Saturday, October 30, 2010

Here's what I've been thinking...

As most of you have heard, I'm sure, my mom, dad, two sisters, and two brother-in-laws went on a one week trip to Haiti. They've been back for about three weeks now, I suppose. Sadly enough life has been so incredibly crazy, I've yet to hear a single story or see a single picture. But I got to see the results of being bitten by a disease-carrying mosquito that likes to live in Haiti.
Dengue fever.
Nasty, nasty sickness.
High fevers, intense pain, inability to eat causing severe dehydration.
I spent several days sitting in hospital rooms and trying to help others who were sitting in hospital rooms. I'm sure I've never seen anyone close to me so sick.
And I was very grateful to live in America. We are so blessed to have immediate access to health care here!
My mom went to the hospital severely dehydrated with very low platelet and white blood cell counts. Her doctor was concerned that she would need a platelet infusion. The hospital in Central City had no platelets, so they rushed her to Omaha just in case.
No, "How are you going to pay for this?"
or "I'm sorry. You'll have to wait your turn on the list of patients who need these platelets."
Just, "We will use every resource in our power to save your life."
We take this setup for granted. In fact, we'd be furious if we were not to receive this kind of treatment.
But how many people in the world don't have that luxury.
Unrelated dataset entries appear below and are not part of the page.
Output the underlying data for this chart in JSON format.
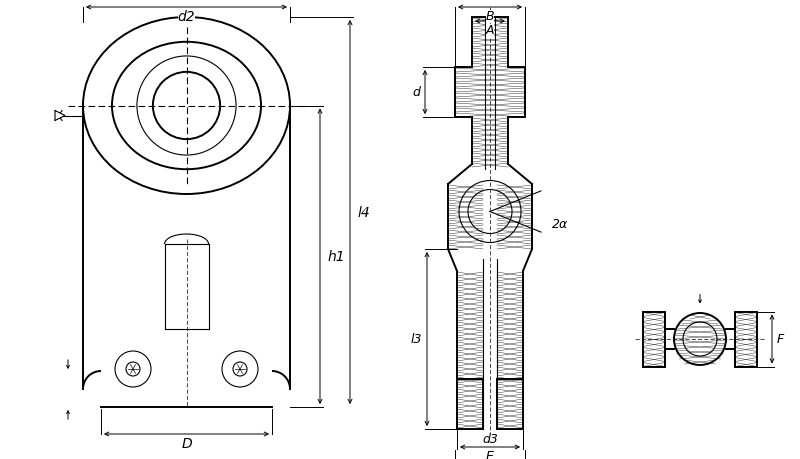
{
  "bg_color": "#ffffff",
  "line_color": "#000000",
  "figsize": [
    8.0,
    4.6
  ],
  "dpi": 100,
  "labels": {
    "d2": "d2",
    "D": "D",
    "h1": "h1",
    "l4": "l4",
    "B": "B",
    "A": "A",
    "d": "d",
    "alpha": "2α",
    "l3": "l3",
    "d3": "d3",
    "E": "E",
    "F": "F"
  },
  "lw_thick": 1.4,
  "lw_thin": 0.8,
  "lw_dim": 0.7,
  "lw_hatch": 0.35
}
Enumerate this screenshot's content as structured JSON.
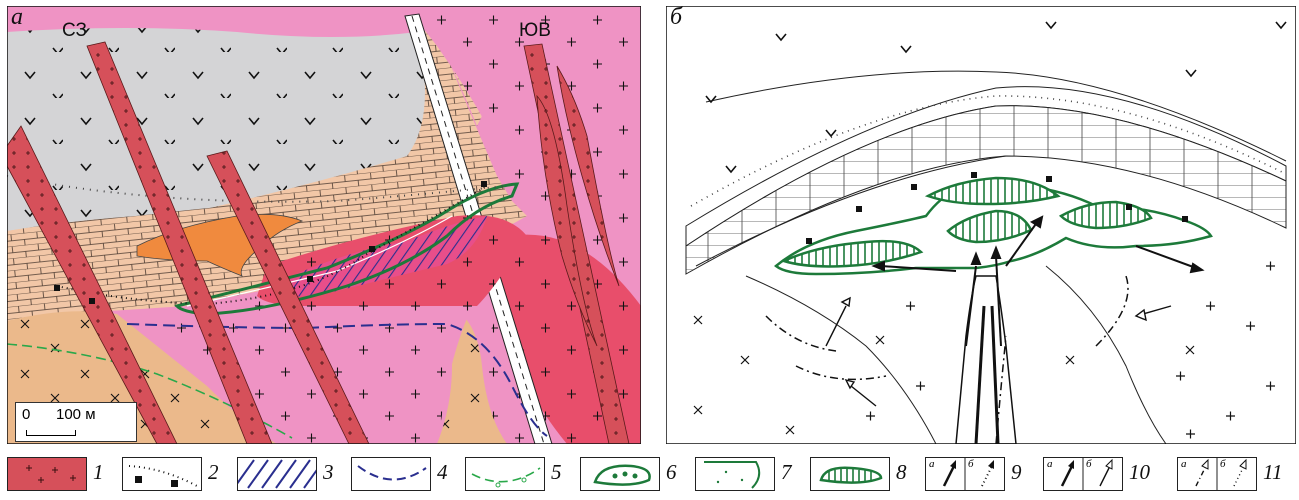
{
  "panel_a": {
    "label": "а",
    "dir_left": "СЗ",
    "dir_right": "ЮВ",
    "scale_start": "0",
    "scale_end": "100 м"
  },
  "panel_b": {
    "label": "б"
  },
  "legend": [
    {
      "num": "1"
    },
    {
      "num": "2"
    },
    {
      "num": "3"
    },
    {
      "num": "4"
    },
    {
      "num": "5"
    },
    {
      "num": "6"
    },
    {
      "num": "7"
    },
    {
      "num": "8"
    },
    {
      "num": "9",
      "sub_a": "а",
      "sub_b": "б"
    },
    {
      "num": "10",
      "sub_a": "а",
      "sub_b": "б"
    },
    {
      "num": "11",
      "sub_a": "а",
      "sub_b": "б"
    }
  ],
  "colors": {
    "dike_red": "#d6505a",
    "granite_pink": "#ef93c4",
    "granite_red": "#e84e6b",
    "limestone_beige": "#f2c7a7",
    "diorite_tan": "#ebb98b",
    "volcanic_gray": "#d4d4d6",
    "skarn_orange": "#f08a3e",
    "ore_green": "#1d7a3a",
    "fault_blue": "#2a2f8f"
  }
}
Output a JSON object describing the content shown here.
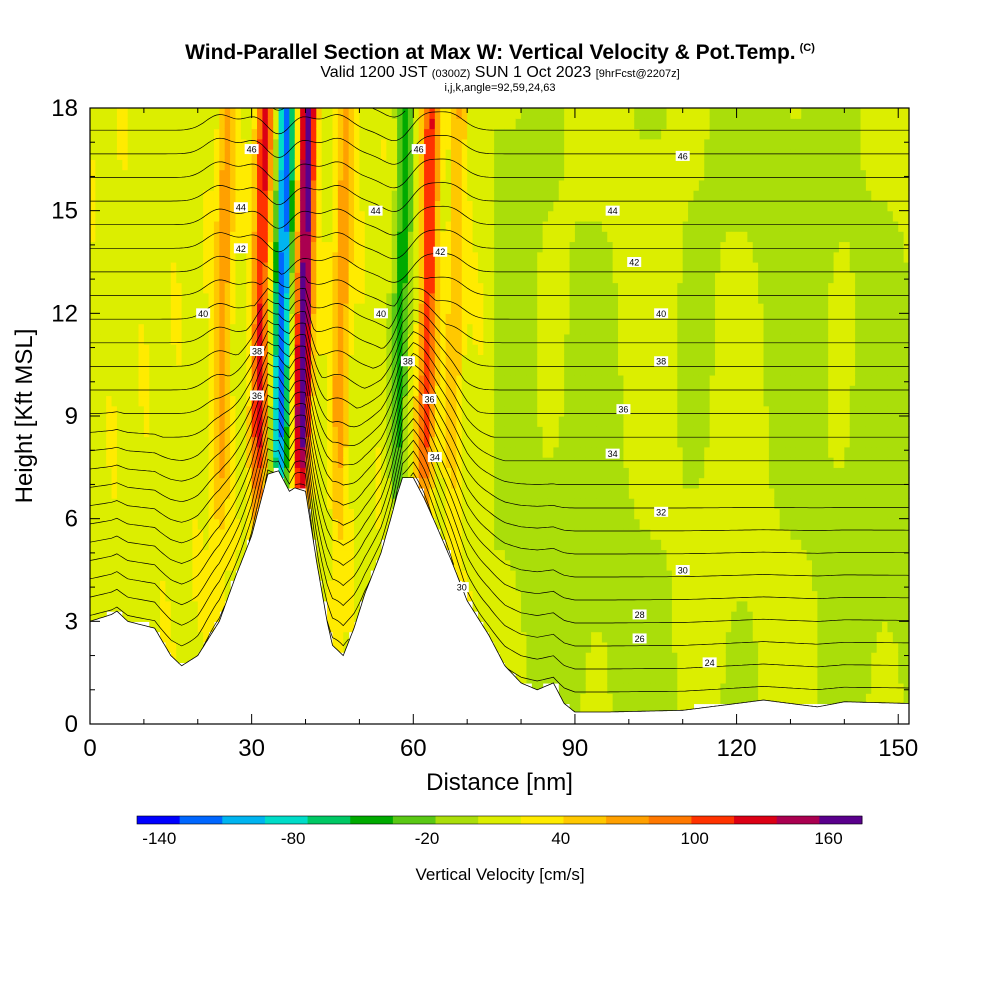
{
  "header": {
    "title": "Wind-Parallel Section at Max W: Vertical Velocity & Pot.Temp.",
    "copyright": "(C)",
    "valid_prefix": "Valid 1200 JST",
    "valid_utc": "(0300Z)",
    "valid_date": "SUN 1 Oct 2023",
    "forecast_info": "[9hrFcst@2207z]",
    "params": "i,j,k,angle=92,59,24,63"
  },
  "chart_data": {
    "type": "heatmap",
    "xlabel": "Distance [nm]",
    "ylabel": "Height [Kft MSL]",
    "xlim": [
      0,
      152
    ],
    "ylim": [
      0,
      18
    ],
    "x_ticks": [
      "0",
      "30",
      "60",
      "90",
      "120",
      "150"
    ],
    "x_tick_values": [
      0,
      30,
      60,
      90,
      120,
      150
    ],
    "y_ticks": [
      "0",
      "3",
      "6",
      "9",
      "12",
      "15",
      "18"
    ],
    "y_tick_values": [
      0,
      3,
      6,
      9,
      12,
      15,
      18
    ],
    "terrain": {
      "distance_nm": [
        0,
        4,
        5,
        7,
        12,
        15,
        17,
        20,
        24,
        27,
        30,
        32,
        33,
        35,
        37,
        38,
        40,
        42,
        44,
        45,
        47,
        49,
        51,
        54,
        56,
        57,
        58,
        60,
        62,
        64,
        67,
        70,
        74,
        77,
        80,
        83,
        86,
        88,
        90,
        96,
        110,
        125,
        135,
        140,
        152
      ],
      "height_kft": [
        3.0,
        3.2,
        3.3,
        3.0,
        2.8,
        2.0,
        1.7,
        2.0,
        3.0,
        4.3,
        5.5,
        6.7,
        7.3,
        7.4,
        6.8,
        6.9,
        6.8,
        4.8,
        3.0,
        2.3,
        2.0,
        2.8,
        3.8,
        5.0,
        6.1,
        6.7,
        7.2,
        7.2,
        6.6,
        5.9,
        4.8,
        3.6,
        2.6,
        1.7,
        1.2,
        1.0,
        1.2,
        0.6,
        0.35,
        0.35,
        0.4,
        0.7,
        0.5,
        0.65,
        0.6
      ]
    },
    "updraft_columns": [
      {
        "center_nm": 24,
        "peak_cm_s": 60
      },
      {
        "center_nm": 31,
        "peak_cm_s": 110
      },
      {
        "center_nm": 35,
        "peak_cm_s": -140
      },
      {
        "center_nm": 39,
        "peak_cm_s": 160
      },
      {
        "center_nm": 46,
        "peak_cm_s": 60
      },
      {
        "center_nm": 57,
        "peak_cm_s": -60
      },
      {
        "center_nm": 62,
        "peak_cm_s": 100
      },
      {
        "center_nm": 67,
        "peak_cm_s": 40
      }
    ],
    "contour_labels": [
      {
        "text": "46",
        "x": 30,
        "y": 16.8
      },
      {
        "text": "44",
        "x": 28,
        "y": 15.1
      },
      {
        "text": "42",
        "x": 28,
        "y": 13.9
      },
      {
        "text": "40",
        "x": 21,
        "y": 12.0
      },
      {
        "text": "38",
        "x": 31,
        "y": 10.9
      },
      {
        "text": "36",
        "x": 31,
        "y": 9.6
      },
      {
        "text": "46",
        "x": 61,
        "y": 16.8
      },
      {
        "text": "44",
        "x": 53,
        "y": 15.0
      },
      {
        "text": "42",
        "x": 65,
        "y": 13.8
      },
      {
        "text": "40",
        "x": 54,
        "y": 12.0
      },
      {
        "text": "38",
        "x": 59,
        "y": 10.6
      },
      {
        "text": "36",
        "x": 63,
        "y": 9.5
      },
      {
        "text": "34",
        "x": 64,
        "y": 7.8
      },
      {
        "text": "30",
        "x": 69,
        "y": 4.0
      },
      {
        "text": "46",
        "x": 110,
        "y": 16.6
      },
      {
        "text": "44",
        "x": 97,
        "y": 15.0
      },
      {
        "text": "42",
        "x": 101,
        "y": 13.5
      },
      {
        "text": "40",
        "x": 106,
        "y": 12.0
      },
      {
        "text": "38",
        "x": 106,
        "y": 10.6
      },
      {
        "text": "36",
        "x": 99,
        "y": 9.2
      },
      {
        "text": "34",
        "x": 97,
        "y": 7.9
      },
      {
        "text": "32",
        "x": 106,
        "y": 6.2
      },
      {
        "text": "30",
        "x": 110,
        "y": 4.5
      },
      {
        "text": "28",
        "x": 102,
        "y": 3.2
      },
      {
        "text": "26",
        "x": 102,
        "y": 2.5
      },
      {
        "text": "24",
        "x": 115,
        "y": 1.8
      }
    ],
    "colorbar": {
      "label": "Vertical Velocity [cm/s]",
      "tick_labels": [
        "-140",
        "-80",
        "-20",
        "40",
        "100",
        "160"
      ],
      "tick_values": [
        -140,
        -80,
        -20,
        40,
        100,
        160
      ],
      "range": [
        -150,
        175
      ],
      "colors": [
        "#0000ff",
        "#0066ff",
        "#00b4f0",
        "#00dcc8",
        "#00c864",
        "#00aa00",
        "#5ac814",
        "#aade0a",
        "#dcee00",
        "#ffeb00",
        "#ffc800",
        "#ffa000",
        "#ff7800",
        "#ff3200",
        "#dc0014",
        "#aa0050",
        "#5a008c"
      ]
    }
  }
}
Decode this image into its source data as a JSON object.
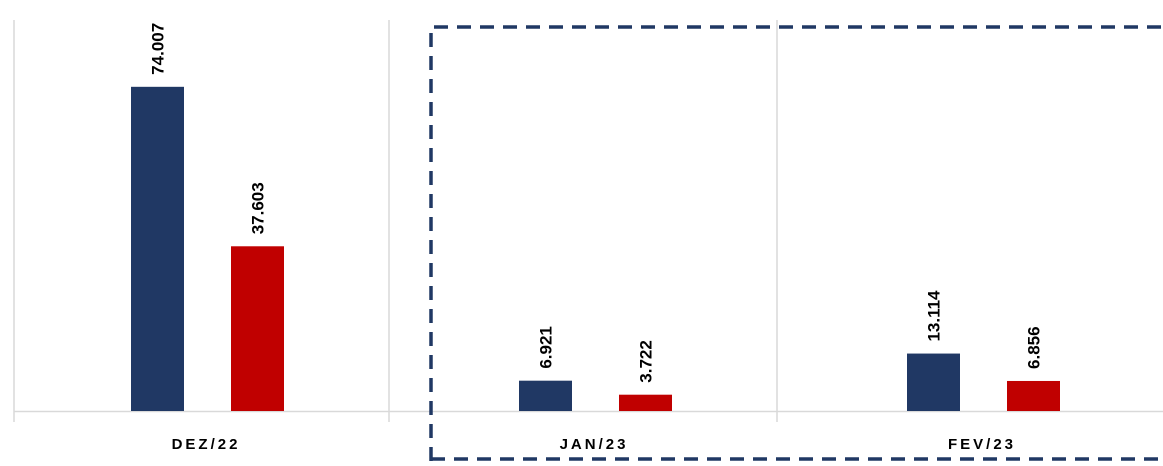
{
  "chart_data": {
    "type": "bar",
    "categories": [
      "DEZ/22",
      "JAN/23",
      "FEV/23"
    ],
    "series": [
      {
        "values": [
          74007,
          6921,
          13114
        ]
      },
      {
        "values": [
          37603,
          3722,
          6856
        ]
      }
    ],
    "value_labels": [
      [
        "74.007",
        "6.921",
        "13.114"
      ],
      [
        "37.603",
        "3.722",
        "6.856"
      ]
    ],
    "ylim": [
      0,
      92000
    ],
    "grid": false,
    "legend": "none",
    "highlight": "dashed box around JAN/23 and FEV/23"
  },
  "colors": {
    "series_0": "#203864",
    "series_1": "#C00000",
    "axis": "#D9D9D9",
    "separator": "#D9D9D9",
    "highlight_box": "#203864",
    "text": "#000000"
  }
}
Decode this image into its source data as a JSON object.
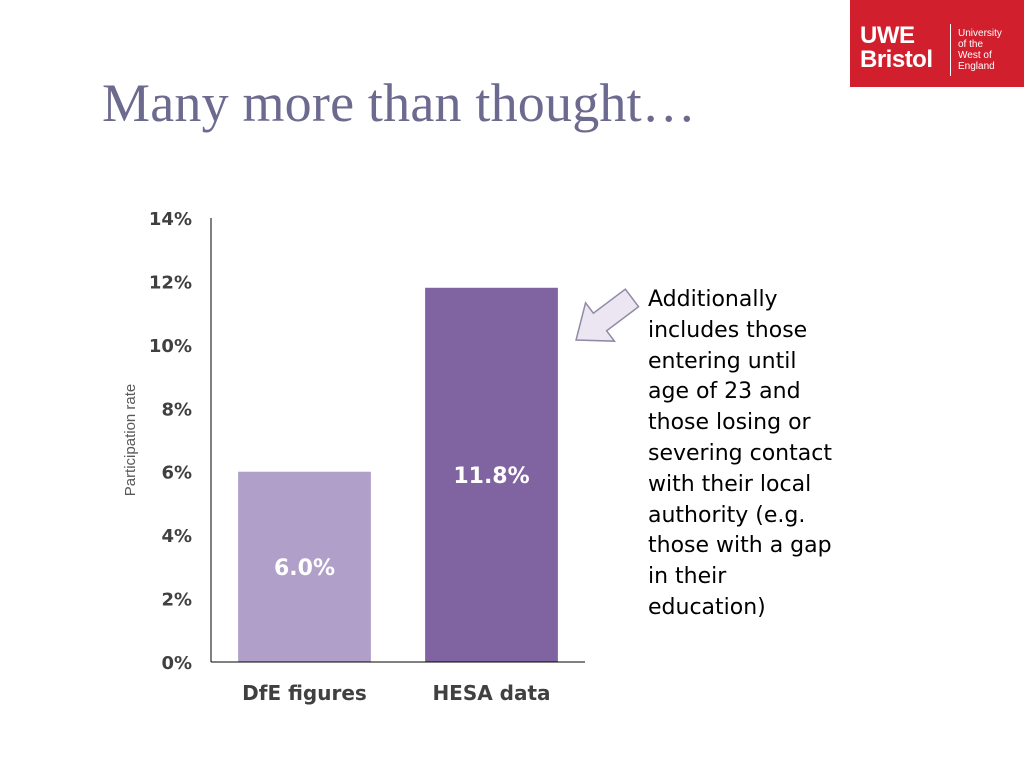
{
  "title": "Many more than thought…",
  "logo": {
    "wordmark_top": "UWE",
    "wordmark_bottom": "Bristol",
    "lines": [
      "University",
      "of the",
      "West of",
      "England"
    ],
    "color": "#d11f2e"
  },
  "callout": {
    "text": "Additionally includes those entering until age of 23 and those losing or severing contact with their local authority (e.g. those with a gap in their education)",
    "arrow_icon": "arrow-pointing-left-icon"
  },
  "chart_data": {
    "type": "bar",
    "categories": [
      "DfE figures",
      "HESA data"
    ],
    "values": [
      6.0,
      11.8
    ],
    "data_labels": [
      "6.0%",
      "11.8%"
    ],
    "colors": [
      "#b09fc9",
      "#8064a1"
    ],
    "ylabel": "Participation rate",
    "ylim": [
      0,
      14
    ],
    "yticks": [
      "0%",
      "2%",
      "4%",
      "6%",
      "8%",
      "10%",
      "12%",
      "14%"
    ],
    "grid": false
  }
}
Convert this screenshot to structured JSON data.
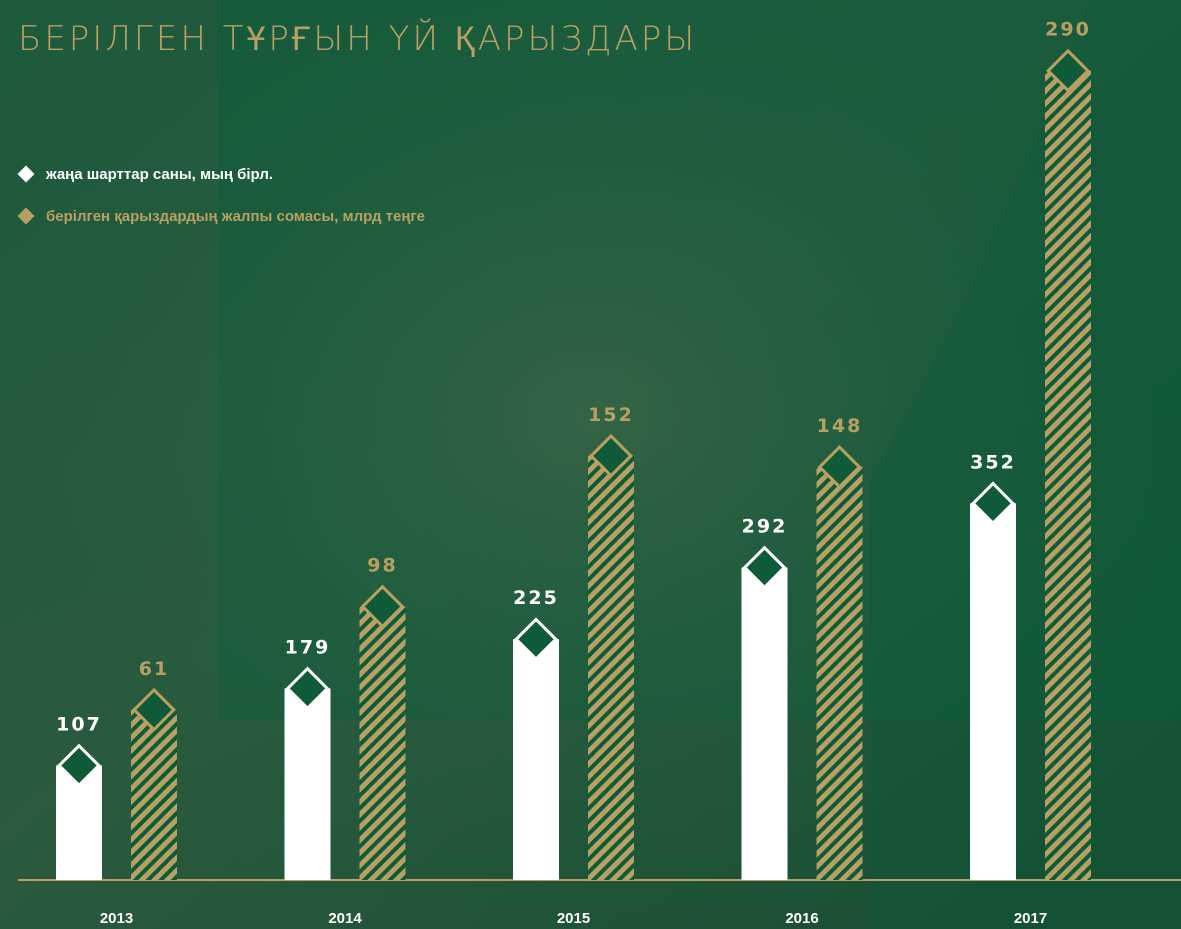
{
  "chart_data": {
    "type": "bar",
    "title": "БЕРІЛГЕН ТҰРҒЫН ҮЙ ҚАРЫЗДАРЫ",
    "categories": [
      "2013",
      "2014",
      "2015",
      "2016",
      "2017"
    ],
    "series": [
      {
        "name": "жаңа шарттар саны, мың бірл.",
        "color": "#ffffff",
        "values": [
          107,
          179,
          225,
          292,
          352
        ]
      },
      {
        "name": "берілген қарыздардың жалпы сомасы, млрд теңге",
        "color": "#b8a063",
        "values": [
          61,
          98,
          152,
          148,
          290
        ],
        "axis": "y2"
      }
    ],
    "ylim": [
      0,
      785
    ],
    "y2lim": [
      0,
      301
    ],
    "legend": "top-left"
  }
}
How many people in Haiti die from dengue fever because no one has an IV to give their body essential fluids or Tylenol to keep their temperature down? This is such basic medicine!!!
And then, the cholera outbreak. Cholera is not a hard thing to prevent or treat - If you have access to clean water and basic medical supplies.
Something I take for granted.
Don't you?
The World Health Organization's website says that as of Oct. 27th, 303 people have died in this cholera outbreak in Haiti. I'm used to big numbers, and frankly, 303 doesn't sound like that many people to me. But every one of those people is loved by God. Each one was a mommy, a sister, a daddy, a brother, a friend, a neighbor. Thousands of people are crying themselves to sleep tonight in Haiti because someone they love is gone. And it's so simple to avoid!
I'm afraid it would make me seriously question the character of God to know that my mom was dying of an easily treatable disease and that she simply lives in the wrong place at the wrong time to be privileged enough to receive that treatment.
What kind of weak faith is that?
Believers in Haiti weep for their lost loved ones and their lost livelihoods and their lost homes just as we would in their position. But they do not question their God. He is all they have. And they have peace beyond understanding and indescribable joy in Him.
I'm so thankful to God for the things He has given me. For providing for all my needs and many of my wants. For protecting and healing my family.
But I'd like to think that if He chose not to - for some unknowable reason of His own - I would still love Him. I'd stand firm on the only rock I know will never shake. Jesus Christ. And I would cling to the tiniest thread of trust and faith in Him even when my world seemed to be falling apart around me. And I'd have joy and peace flowing from me because of Him!
I find myself asking God, "I know You're big enough to do such a work in a fairly uninteresting, mostly invisible, stay at home mom in the middle of nowhere in Nebraska?"
"But do you really want to?"
"And how?"
"Why put me here with all my comforts and protections instead of across the world with absolutely nothing but You between me and daily death??"
"Surely with this privilege comes great responsibility, so what do You want from me?"

1 comment:

-C said...

A missionary that I know in Haiti said that 303 is not the number they have been reporting in Haiti ... it's much higher. Interesting, huh?